I think that if this was cycled repeatedly, it would start to show a portrait of where the values should go. Before I continue work, though, I have a few issues that I'd like to discuss with more experienced Sudoku players and programmers:

1) Does anybody see any obvious problems with this idea? (read: does this have any chance of working?)

2) How should I calculate the probability of a certain value being in a certain cell? I was thinking something like 1/([# of candidates in that cell] * [# of possibilities for that value in the same box] * [# of possibilities...same row] * [# of possibilities...same column]). Remember that by using this system, nothing will be certain - the correct values will just get more and more likely, but never hit 100% (1.0) except for the givens.

3) Referring to the above example, should the probability of a 5 in r2c2 be reduced twice, since it is in both the same box and row? Or should it only be reduced once? My initial thought was that it should be reduced twice, but since r2c2 will cause r2c3's stats to do the same thing, I now think that it should only be reduced once.

4) How does the program know it's done?
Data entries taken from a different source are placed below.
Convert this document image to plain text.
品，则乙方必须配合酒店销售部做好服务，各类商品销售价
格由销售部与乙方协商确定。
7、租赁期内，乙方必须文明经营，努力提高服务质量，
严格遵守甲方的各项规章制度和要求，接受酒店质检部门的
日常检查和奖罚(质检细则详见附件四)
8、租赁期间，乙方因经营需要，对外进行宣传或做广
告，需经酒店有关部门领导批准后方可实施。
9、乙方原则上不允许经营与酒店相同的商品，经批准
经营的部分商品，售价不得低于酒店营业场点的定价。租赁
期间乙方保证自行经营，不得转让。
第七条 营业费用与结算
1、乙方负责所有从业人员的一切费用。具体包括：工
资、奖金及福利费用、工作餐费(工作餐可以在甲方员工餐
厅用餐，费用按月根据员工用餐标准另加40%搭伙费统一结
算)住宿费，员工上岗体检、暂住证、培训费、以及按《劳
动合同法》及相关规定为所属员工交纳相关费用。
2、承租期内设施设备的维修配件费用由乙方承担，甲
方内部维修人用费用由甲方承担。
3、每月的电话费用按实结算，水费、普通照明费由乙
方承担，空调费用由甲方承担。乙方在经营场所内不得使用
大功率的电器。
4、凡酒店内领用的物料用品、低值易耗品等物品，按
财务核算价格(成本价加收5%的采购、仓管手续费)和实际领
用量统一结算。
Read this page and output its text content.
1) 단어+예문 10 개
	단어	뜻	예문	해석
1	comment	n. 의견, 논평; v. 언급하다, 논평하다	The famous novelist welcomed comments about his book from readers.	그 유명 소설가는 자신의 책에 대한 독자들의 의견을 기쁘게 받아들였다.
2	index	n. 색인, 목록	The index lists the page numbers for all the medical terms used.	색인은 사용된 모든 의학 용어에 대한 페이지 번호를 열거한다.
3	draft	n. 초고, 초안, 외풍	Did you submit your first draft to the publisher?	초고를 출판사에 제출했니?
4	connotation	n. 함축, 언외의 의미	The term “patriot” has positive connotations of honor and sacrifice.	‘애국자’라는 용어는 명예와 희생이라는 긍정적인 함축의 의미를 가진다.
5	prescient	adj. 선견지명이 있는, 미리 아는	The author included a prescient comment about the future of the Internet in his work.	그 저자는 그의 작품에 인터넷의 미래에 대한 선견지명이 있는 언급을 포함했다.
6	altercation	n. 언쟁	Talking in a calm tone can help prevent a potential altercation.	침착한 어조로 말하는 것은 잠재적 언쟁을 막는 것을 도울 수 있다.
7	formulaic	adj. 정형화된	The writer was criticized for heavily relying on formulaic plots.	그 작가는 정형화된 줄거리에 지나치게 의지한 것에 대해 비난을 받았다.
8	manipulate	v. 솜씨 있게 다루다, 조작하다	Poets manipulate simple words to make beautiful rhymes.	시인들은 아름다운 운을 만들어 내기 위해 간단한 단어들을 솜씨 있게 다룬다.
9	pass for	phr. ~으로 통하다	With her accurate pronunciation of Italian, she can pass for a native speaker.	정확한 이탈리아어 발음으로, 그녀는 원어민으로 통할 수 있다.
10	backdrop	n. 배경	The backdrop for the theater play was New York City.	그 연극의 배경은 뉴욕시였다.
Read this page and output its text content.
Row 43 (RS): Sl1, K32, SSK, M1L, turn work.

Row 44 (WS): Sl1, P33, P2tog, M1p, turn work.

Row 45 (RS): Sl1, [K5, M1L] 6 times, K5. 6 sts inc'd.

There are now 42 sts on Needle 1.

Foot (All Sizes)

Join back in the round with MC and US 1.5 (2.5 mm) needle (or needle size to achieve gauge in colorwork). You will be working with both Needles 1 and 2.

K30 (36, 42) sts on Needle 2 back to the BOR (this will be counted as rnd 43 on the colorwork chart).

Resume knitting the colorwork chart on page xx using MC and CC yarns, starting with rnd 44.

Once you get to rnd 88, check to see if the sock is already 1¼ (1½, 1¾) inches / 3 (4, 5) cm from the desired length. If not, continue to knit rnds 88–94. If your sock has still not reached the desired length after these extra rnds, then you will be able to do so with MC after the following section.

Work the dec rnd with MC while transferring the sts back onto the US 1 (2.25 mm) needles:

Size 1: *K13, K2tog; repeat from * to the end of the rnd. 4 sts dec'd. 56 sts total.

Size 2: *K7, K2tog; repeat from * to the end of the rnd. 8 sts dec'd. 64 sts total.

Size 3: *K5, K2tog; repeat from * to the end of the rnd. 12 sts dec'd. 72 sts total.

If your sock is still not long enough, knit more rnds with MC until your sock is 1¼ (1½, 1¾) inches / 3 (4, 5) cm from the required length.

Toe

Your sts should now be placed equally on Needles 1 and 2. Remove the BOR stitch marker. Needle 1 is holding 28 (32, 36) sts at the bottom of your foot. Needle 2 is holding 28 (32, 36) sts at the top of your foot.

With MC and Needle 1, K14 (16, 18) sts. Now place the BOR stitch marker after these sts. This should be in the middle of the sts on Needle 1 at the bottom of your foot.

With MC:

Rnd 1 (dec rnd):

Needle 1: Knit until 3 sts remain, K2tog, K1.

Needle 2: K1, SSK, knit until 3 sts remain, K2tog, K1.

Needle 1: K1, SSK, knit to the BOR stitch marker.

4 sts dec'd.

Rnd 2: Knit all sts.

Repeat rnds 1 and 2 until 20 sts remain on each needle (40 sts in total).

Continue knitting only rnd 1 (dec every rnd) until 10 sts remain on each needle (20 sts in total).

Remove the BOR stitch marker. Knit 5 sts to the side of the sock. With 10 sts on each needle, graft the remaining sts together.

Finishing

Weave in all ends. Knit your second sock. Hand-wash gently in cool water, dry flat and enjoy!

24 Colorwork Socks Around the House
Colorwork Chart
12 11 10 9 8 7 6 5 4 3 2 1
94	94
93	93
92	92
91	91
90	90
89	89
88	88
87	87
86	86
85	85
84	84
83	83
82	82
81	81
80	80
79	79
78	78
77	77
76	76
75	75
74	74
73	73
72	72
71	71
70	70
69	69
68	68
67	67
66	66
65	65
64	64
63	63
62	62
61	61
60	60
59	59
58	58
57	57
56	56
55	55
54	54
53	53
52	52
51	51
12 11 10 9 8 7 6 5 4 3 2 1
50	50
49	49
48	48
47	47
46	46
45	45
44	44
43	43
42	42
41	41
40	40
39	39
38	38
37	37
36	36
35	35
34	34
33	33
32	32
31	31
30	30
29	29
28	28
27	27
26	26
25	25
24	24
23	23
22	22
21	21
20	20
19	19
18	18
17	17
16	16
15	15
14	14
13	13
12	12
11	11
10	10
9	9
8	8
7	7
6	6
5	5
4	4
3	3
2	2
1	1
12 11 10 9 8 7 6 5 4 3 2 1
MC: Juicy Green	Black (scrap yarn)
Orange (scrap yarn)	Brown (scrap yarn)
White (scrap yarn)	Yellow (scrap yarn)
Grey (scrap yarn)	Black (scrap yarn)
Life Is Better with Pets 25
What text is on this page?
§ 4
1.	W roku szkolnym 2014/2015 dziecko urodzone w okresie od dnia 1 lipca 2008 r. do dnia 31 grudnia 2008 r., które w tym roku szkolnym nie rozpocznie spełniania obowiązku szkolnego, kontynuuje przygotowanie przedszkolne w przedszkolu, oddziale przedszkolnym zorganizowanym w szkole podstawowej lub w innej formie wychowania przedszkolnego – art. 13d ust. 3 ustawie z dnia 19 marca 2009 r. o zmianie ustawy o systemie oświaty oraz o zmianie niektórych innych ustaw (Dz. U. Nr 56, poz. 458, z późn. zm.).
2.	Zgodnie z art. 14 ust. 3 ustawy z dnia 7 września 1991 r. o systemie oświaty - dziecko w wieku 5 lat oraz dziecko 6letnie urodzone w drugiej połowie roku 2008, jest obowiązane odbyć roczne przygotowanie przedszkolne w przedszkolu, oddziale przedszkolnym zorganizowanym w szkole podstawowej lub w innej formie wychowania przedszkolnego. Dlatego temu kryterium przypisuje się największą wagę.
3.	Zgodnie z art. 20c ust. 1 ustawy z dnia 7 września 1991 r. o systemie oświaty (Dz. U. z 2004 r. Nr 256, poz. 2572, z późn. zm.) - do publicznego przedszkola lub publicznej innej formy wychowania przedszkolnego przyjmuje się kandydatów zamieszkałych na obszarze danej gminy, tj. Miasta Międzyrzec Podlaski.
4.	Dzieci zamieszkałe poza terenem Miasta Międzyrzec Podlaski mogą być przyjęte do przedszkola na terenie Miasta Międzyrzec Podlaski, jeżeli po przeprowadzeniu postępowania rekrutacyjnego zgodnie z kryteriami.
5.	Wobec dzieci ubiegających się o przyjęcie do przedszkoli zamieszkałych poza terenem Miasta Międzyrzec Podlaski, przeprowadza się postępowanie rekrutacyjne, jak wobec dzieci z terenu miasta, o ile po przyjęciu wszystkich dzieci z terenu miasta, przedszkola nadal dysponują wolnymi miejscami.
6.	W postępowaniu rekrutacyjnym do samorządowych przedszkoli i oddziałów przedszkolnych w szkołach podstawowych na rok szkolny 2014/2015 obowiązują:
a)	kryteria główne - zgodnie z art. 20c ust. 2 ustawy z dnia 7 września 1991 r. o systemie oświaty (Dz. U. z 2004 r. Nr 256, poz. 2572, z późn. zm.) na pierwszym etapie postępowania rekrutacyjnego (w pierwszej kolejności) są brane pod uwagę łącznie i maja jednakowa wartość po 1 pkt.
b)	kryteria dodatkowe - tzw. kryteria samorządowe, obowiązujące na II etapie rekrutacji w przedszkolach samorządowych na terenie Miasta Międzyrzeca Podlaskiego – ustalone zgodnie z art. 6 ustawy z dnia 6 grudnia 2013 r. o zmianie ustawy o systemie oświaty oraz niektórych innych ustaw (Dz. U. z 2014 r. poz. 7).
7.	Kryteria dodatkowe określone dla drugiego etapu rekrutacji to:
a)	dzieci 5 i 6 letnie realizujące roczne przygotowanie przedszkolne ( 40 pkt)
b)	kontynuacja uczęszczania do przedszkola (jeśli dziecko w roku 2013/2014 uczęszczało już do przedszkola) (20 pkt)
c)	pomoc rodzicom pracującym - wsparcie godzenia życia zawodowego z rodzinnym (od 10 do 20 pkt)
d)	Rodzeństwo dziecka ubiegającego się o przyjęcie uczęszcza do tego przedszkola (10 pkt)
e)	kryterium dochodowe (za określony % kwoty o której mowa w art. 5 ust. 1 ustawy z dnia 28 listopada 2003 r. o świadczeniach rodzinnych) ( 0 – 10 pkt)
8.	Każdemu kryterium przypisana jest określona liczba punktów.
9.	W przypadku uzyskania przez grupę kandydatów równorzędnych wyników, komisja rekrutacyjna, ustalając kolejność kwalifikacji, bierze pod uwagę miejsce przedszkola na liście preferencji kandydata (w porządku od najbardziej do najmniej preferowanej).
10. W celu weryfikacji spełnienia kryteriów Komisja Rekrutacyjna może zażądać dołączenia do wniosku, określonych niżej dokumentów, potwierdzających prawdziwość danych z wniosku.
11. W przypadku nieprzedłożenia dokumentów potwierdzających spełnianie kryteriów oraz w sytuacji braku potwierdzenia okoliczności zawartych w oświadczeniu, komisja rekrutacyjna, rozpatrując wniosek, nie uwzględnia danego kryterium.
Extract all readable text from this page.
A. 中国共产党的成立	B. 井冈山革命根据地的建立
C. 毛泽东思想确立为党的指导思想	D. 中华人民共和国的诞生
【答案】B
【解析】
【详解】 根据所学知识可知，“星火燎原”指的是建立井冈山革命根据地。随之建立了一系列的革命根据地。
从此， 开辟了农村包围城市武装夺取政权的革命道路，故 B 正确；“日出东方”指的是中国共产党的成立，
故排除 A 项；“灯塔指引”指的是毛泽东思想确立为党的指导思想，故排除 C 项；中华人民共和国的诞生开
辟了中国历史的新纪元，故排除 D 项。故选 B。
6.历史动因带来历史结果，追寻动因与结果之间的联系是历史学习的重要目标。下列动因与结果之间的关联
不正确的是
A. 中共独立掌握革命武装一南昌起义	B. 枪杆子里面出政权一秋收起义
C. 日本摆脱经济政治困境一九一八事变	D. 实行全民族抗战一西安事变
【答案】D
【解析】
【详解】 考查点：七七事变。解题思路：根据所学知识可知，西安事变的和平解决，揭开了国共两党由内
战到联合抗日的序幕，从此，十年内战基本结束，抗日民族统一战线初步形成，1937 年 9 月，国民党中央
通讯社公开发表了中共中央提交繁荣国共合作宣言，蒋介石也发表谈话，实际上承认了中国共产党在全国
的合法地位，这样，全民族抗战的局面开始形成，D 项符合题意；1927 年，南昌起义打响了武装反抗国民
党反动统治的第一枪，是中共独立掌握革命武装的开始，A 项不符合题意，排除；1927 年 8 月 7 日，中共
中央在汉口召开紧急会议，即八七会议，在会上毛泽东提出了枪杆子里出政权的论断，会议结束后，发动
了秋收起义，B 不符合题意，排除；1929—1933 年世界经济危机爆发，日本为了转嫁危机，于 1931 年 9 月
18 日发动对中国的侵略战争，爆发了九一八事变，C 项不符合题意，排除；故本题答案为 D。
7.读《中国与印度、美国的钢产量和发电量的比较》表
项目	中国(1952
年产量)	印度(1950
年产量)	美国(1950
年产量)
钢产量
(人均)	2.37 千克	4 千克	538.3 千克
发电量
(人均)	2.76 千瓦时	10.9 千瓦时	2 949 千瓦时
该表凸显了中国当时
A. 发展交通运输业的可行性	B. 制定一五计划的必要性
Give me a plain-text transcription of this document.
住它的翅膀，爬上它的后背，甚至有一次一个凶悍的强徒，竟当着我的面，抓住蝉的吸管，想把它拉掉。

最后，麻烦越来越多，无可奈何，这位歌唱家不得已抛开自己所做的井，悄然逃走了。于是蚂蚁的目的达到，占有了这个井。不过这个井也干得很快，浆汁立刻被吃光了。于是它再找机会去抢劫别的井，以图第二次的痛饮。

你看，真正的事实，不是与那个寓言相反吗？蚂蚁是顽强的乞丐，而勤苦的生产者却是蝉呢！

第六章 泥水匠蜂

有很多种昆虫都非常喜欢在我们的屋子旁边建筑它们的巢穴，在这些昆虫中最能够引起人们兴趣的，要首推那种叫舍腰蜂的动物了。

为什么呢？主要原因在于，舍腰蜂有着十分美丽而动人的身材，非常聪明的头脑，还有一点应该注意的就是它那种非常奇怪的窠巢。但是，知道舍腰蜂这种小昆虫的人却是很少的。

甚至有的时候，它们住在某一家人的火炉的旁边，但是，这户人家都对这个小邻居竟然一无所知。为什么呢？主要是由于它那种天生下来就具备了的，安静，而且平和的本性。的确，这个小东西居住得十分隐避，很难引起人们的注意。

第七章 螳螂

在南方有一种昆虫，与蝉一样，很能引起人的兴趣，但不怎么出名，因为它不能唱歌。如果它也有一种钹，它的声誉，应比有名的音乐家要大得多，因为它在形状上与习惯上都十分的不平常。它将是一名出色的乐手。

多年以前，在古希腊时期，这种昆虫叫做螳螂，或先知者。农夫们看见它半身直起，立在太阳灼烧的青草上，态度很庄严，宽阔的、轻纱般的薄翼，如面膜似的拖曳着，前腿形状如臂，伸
I was thinking once the "favored" values (the one with the highest percentage) in each cell didn't change after an iteration of this process.

Edit 1: clarified point of discussion #3

Edit 2: A better idea for calculating the probability of a number in a cell is:

- Code: Select all
`1 - {(1 - (1/[#of candidates in that cell])) *`

(1 - (1/[#of possibilities for that number in the same box])) *

(1 - (1/[#of possibilities for that number in the same row])) *

(1 - (1/[#of possibilities for that number in the same column]))}

Then, if it was an only candidate or naked single, it would get 100% (1.0) probability for that location.